So I have a tumor in my head. There I said it. I struggled to write this, so please bear with me as I reflect a bit on why I’ve put social media on the back burner as of late.
I’ve been working to find some answers that started with a prolonged stiff neck back in July. Traveling back and forth to the hospital for check-ups is getting old. Every week more blood tests, ultrasounds, MRIs. I think I spent more money on co-pays this past month than on the mortgage. It’s been the hardest secret to keep from those around me, because honestly, you’re thinking, talking, focusing differently than you normally do each day. I literally waited to tell my parents and brother yesterday because I didn’t want to worry them – that was wrong and I shouldn’t have tried to go at this without them.
I’m blogging about this news because I now have a greater responsibility to role model three things as I begin teaching graduate-level courses to current and future school leaders: 1) Acknowledge the day’s challenges head on; and 2) Allow those around you to lend support in the best way that they know how. 3) Stay positive because there’s always someone in your school going through something much more difficult whether that be a student, teacher or parent in your class.
I’ve written previously about Everyone Is Always Going Through Something after my black lab passed last year, but this is little different. The fact that something only 4.5mm long in the front of my brain is causing me headaches and has the potential to change my life in every way imaginable scares the crap out of me, and it’s hard to hide that – even for someone who is used to downplaying fears, taking pride in picking friends up and embracing the rock of the family role.
The fact that I’m going through something that (I hope is a whole lot of stress for nothing) is significant, and I can’t fulfill my role as a father, husband and educator without facing my fears and understanding that life is unpredictable and its challenges are imminent. How we attack them speaks to who we are and who we are striving to be as an example for our own kids. As much as I’d like to be superman and ignore things happening in my personal life when I’m in a professional setting, I’m human. I have real relationships with my local and global colleagues, and there is no pay-off for me to keep things like this from them. So to those I haven’t connected with as of late, I’m sorry. That was me trying to get my head around what do to with all this.
Now that that’s out of the way
Last weekend I began teaching my very first graduate course in the Mid-Career Doctoral Program in Educational Leadership at PennGSE. The new and exciting course I’m teaching, Digital Instructional Leadership, is for second year doctoral students and features a brand new syllabus filled with on/offline transparency, anytime/anywhere professional development including EdCamps, a taste of relationship-based and collaborative social media tools for school leaders, all with PLN-infused learning experiences as a integral part of each class session. For those that know me, it is as much as a dream come true as it sounds. I absolutely loved the first class session with @MCDPEL Cohort 12 students, and left feeling invigorated and that the Leap of Faith I took last September was the best thing I’ve ever done for myself personally and professionally. I’ve really missed teaching since I left the classroom back in 2004 to start my administrative career, and now I have the opportunity to create engaging and PLN-based experiences within the same doctoral program I graduated from.

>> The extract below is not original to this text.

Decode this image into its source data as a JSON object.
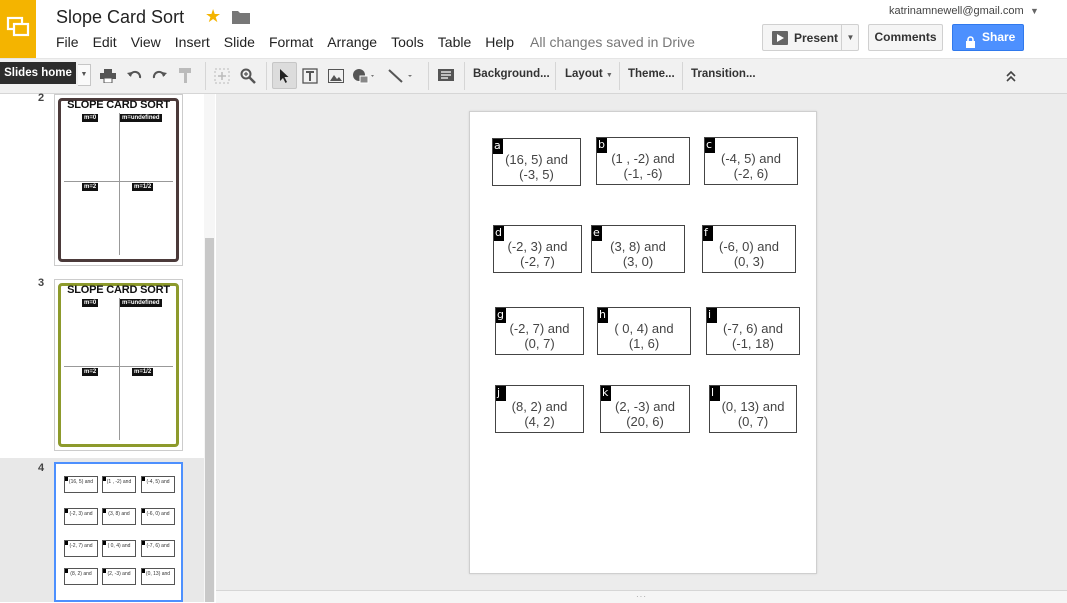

We started the course focusing on all things NOT related to technology. I wanted to frame very clearly, that as educators and school leaders, if we’re not transparent people offline, how can we even begin to think about online transparency? We spent the first class discussing offline transparency with the help of lead learners Dr. Sheilah Jefferson (NY) and Theresa Stager (MI), as well as connected superintendent Dr. Joe Sanfelippo (WI), who graciously Skyped into our classroom. Sanfelippo actually co-authored a new book with our 3rd year MCDPEL student / Cantiague Elementary School lead learner Tony Sinanis. We are reading all eight books in the new Corwin Connected Educator Series as our main discussion resource, as I’ve learned the majority of students in our program (and others across the country) do not feel they are prepared to confidently face the age of social media and connectivity we currently find ourselves in. I’m blessed to work within a school leadership program and under a Program Director (@MikeJohanek) that embraces educational innovation as a core value in teaching, learning and leadership.
Moving forward, I need to embrace the support of my family and friends. Anyone of us going through anything needs family, friends and colleagues to help them be their best on any given day. Whether it’s a text, phone call, post, vox, tweet, DM, quick visit – it matters to check in. It’s nice to have people in your life that let you know they care about you in a genuine way. These are the things that people who value relationships just do. People will choose to support you in the way that they feel they are helping. Sometimes what they say comes out sounding different than they probably imagined. Sometimes they do something that you wonder what they were trying to accomplish. I’m humbled that they even made an attempt. It matters.
So there. I offer some pellucidity on the latest challenges life has thrown my way. I have, however, nothing to complain about. I have everything I need in life. I live each day without any regrets. I’m blessed with a great family and friends near and far. It’s my favorite season – football season. I have a two-year old son who, when he smiles, erases every stress I have ever had. Whatever life has for me to deal with, bring it. I’m ready to roll.
*This post is dedicated to a good friend of mine who just began kicking leukemia’s rear end.
Where you invest your love, you invest your life – Mumford & Sons.